Город, задуманный как некое подобие Амстердама, как северная Венеция, отражается нарядными фасадами в зеркале каналов и рек и от того становится еще прекраснее. Он как бы раздвигает пространство, удваивая высоту своих колоннад и множа декор своих дворцов. Это магическое удвоение и чуть заметное, как тихое дыхание, движение отраженных зданий дает ощущение сказочной реальности. Подобное чувство возникает и в пору белых ночей, когда Петербург погружается в зыбкую атмосферу жемчужного сияния. Оно растворяет границы меж небом и водой, а четко прочерченные городские проспекты утрачивают свою графичность. И кажется, что город начинает заполнять сонм причудливых видений. Кто знает, может, именно эта удивительная пора различных фантасмагорий рождала у поэтов и прозаиков образы, которые и по сей день населяют Петербург в нашем сознании.

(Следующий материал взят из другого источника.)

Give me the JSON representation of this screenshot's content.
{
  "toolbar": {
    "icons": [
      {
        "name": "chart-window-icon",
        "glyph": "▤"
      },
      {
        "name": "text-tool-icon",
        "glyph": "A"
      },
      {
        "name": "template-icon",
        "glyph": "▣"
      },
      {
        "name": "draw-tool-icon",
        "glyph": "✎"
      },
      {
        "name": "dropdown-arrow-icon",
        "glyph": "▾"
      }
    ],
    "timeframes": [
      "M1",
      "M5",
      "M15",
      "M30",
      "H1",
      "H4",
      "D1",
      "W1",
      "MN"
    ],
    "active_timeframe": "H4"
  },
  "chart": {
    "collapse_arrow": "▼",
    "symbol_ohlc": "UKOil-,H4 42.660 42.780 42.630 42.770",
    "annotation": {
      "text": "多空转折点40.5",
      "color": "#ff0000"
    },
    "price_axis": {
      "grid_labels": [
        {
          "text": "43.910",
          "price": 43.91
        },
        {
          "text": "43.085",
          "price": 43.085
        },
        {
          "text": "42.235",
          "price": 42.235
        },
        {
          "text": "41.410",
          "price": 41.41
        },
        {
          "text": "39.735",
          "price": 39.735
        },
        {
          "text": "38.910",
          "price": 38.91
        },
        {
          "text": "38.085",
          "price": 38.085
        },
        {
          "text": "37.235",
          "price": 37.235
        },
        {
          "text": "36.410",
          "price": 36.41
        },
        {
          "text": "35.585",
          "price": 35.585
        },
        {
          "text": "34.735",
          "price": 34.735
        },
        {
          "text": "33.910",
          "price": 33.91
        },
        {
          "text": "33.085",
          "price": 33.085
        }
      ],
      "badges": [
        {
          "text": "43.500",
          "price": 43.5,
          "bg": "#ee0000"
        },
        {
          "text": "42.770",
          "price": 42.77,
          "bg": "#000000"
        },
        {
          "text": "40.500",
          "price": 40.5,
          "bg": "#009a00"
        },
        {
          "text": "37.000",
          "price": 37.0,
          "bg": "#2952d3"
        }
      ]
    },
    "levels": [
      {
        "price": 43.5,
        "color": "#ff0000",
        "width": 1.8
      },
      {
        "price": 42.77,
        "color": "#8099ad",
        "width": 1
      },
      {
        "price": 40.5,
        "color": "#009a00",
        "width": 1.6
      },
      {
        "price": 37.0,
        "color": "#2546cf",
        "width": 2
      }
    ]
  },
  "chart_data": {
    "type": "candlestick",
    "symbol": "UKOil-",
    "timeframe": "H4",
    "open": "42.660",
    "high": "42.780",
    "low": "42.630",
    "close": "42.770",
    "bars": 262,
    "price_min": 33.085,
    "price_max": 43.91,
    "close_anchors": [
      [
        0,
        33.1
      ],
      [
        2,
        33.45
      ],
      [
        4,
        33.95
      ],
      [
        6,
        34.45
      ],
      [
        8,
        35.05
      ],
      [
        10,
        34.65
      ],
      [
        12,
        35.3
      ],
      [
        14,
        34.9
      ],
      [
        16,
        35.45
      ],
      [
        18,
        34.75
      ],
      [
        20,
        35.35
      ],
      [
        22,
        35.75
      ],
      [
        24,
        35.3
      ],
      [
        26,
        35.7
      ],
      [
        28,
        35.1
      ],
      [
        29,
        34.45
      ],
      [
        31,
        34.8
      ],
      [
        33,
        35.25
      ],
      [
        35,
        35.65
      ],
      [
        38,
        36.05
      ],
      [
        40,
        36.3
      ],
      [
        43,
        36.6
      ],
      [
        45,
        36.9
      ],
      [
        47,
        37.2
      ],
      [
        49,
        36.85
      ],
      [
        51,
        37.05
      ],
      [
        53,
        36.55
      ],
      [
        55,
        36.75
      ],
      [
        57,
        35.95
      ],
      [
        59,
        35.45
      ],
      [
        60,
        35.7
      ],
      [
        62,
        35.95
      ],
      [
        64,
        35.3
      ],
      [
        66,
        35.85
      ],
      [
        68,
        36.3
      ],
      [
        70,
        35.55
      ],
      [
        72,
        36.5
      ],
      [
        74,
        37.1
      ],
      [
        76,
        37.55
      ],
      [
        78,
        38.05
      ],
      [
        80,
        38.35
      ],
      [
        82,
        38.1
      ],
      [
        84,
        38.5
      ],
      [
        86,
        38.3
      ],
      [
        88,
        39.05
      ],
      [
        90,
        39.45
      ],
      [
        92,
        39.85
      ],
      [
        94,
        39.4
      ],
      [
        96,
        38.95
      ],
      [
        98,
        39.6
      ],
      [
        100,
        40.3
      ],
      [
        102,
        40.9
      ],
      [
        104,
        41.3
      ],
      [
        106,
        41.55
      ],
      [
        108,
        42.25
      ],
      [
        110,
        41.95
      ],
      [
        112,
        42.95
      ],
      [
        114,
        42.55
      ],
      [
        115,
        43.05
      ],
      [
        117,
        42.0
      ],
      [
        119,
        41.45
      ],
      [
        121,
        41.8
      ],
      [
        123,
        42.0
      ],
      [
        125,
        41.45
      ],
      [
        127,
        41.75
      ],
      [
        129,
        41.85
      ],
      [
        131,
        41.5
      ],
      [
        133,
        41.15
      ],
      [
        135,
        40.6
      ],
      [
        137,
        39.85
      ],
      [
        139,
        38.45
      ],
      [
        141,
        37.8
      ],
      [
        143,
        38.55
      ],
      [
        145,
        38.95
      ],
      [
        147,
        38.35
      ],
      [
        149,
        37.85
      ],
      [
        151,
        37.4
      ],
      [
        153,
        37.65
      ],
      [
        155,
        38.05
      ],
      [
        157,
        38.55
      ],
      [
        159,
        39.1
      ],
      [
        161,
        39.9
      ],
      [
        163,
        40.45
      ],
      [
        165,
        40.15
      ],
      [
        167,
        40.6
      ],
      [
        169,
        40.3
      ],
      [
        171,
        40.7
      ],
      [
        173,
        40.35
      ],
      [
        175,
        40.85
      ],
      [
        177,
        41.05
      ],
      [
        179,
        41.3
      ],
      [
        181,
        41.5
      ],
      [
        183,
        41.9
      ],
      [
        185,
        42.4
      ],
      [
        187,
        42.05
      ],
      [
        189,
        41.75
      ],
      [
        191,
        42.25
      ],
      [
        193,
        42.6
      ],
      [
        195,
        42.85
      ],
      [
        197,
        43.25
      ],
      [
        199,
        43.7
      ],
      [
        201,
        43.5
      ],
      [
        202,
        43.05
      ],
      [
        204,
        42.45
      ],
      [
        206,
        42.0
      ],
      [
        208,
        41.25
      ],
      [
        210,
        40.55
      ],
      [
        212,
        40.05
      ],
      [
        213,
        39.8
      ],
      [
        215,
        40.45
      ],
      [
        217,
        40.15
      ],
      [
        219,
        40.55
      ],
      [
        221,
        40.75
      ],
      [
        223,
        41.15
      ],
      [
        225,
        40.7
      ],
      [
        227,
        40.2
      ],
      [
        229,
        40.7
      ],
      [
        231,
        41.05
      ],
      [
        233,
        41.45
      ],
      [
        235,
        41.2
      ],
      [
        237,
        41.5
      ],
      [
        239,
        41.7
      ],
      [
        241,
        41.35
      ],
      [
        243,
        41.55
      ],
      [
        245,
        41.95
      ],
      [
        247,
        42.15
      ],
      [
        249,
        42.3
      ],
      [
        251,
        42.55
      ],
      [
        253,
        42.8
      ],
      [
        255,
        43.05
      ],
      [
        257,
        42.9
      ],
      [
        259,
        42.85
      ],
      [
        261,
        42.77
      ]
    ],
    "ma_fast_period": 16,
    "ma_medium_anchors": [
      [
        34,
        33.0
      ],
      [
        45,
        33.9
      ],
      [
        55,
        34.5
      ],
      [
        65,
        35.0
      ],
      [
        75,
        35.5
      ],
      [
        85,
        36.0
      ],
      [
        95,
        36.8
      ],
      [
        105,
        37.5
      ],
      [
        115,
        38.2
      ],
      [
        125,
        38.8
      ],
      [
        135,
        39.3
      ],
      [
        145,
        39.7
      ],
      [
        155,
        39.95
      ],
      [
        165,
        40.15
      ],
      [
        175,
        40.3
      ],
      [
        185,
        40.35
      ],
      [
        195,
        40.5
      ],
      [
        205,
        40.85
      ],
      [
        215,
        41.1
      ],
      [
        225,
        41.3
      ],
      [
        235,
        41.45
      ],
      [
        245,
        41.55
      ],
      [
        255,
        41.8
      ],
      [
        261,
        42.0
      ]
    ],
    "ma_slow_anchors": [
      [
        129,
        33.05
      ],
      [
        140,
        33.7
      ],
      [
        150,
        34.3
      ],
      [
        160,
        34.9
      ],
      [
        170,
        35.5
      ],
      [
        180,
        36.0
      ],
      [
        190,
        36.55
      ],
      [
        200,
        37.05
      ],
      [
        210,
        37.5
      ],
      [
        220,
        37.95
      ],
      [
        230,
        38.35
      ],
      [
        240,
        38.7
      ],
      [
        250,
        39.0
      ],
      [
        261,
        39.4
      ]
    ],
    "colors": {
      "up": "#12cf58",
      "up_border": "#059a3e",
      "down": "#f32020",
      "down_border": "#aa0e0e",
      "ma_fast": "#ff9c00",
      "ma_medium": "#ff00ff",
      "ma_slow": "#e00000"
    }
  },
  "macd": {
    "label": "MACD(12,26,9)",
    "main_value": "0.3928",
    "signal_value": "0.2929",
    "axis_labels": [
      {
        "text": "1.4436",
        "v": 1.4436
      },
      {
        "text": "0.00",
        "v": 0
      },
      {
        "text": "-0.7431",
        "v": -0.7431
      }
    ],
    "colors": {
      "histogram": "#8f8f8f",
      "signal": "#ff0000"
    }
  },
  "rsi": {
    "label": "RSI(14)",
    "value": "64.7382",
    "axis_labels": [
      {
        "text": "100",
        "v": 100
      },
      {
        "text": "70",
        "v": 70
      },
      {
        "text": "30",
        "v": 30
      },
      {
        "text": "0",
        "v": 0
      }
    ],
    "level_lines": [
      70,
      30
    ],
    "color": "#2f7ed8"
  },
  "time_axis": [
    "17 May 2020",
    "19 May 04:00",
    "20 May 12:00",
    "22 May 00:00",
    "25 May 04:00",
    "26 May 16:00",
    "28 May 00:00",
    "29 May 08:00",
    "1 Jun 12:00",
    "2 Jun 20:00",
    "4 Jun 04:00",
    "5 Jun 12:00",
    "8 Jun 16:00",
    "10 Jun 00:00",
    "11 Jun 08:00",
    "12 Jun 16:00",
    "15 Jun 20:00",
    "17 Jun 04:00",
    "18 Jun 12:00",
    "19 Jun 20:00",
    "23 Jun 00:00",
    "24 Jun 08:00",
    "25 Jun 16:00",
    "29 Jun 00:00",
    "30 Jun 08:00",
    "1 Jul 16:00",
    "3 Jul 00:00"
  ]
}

Облик города определяет архитектура, душу – литература. Сегодня тот Петербург, что ограничен рекой Фонтанкой, неразрывно связан с чеканными строками пушкинских поэм, звучащих в такт нашим шагам по Сенатской площади, набережным, Марсову полю и близлежащим улицам. «Всемогущий» Невский проспект, который «составляет всё» для города, немыслим без гоголевских героев. Есть еще Петербург доходных домов с дворами-колодцами, куда редко заглядывает солнце. Это – город Достоевского с особой, как он сам пишет, архитектурой: «Это множество чрезвычайно высоких (первое дело высоких) домов “под жильцов”, чрезвычайно, говорят, тонкостенных и скупо выстроенных, с изумительной архитектурой фасадов: тут и Растрелли, тут и позднейшее рококо… и непременно пять этажей». А за этой истинно петербургской декорацией – мир искалеченных судеб. Существуют также зимний, завьюженный город Блока и рядом нервный, фантасмагорический Петербург Белого… Удивительный город, умеющий подарить особую радость при удачном сопряжении искусства слова и зодчества.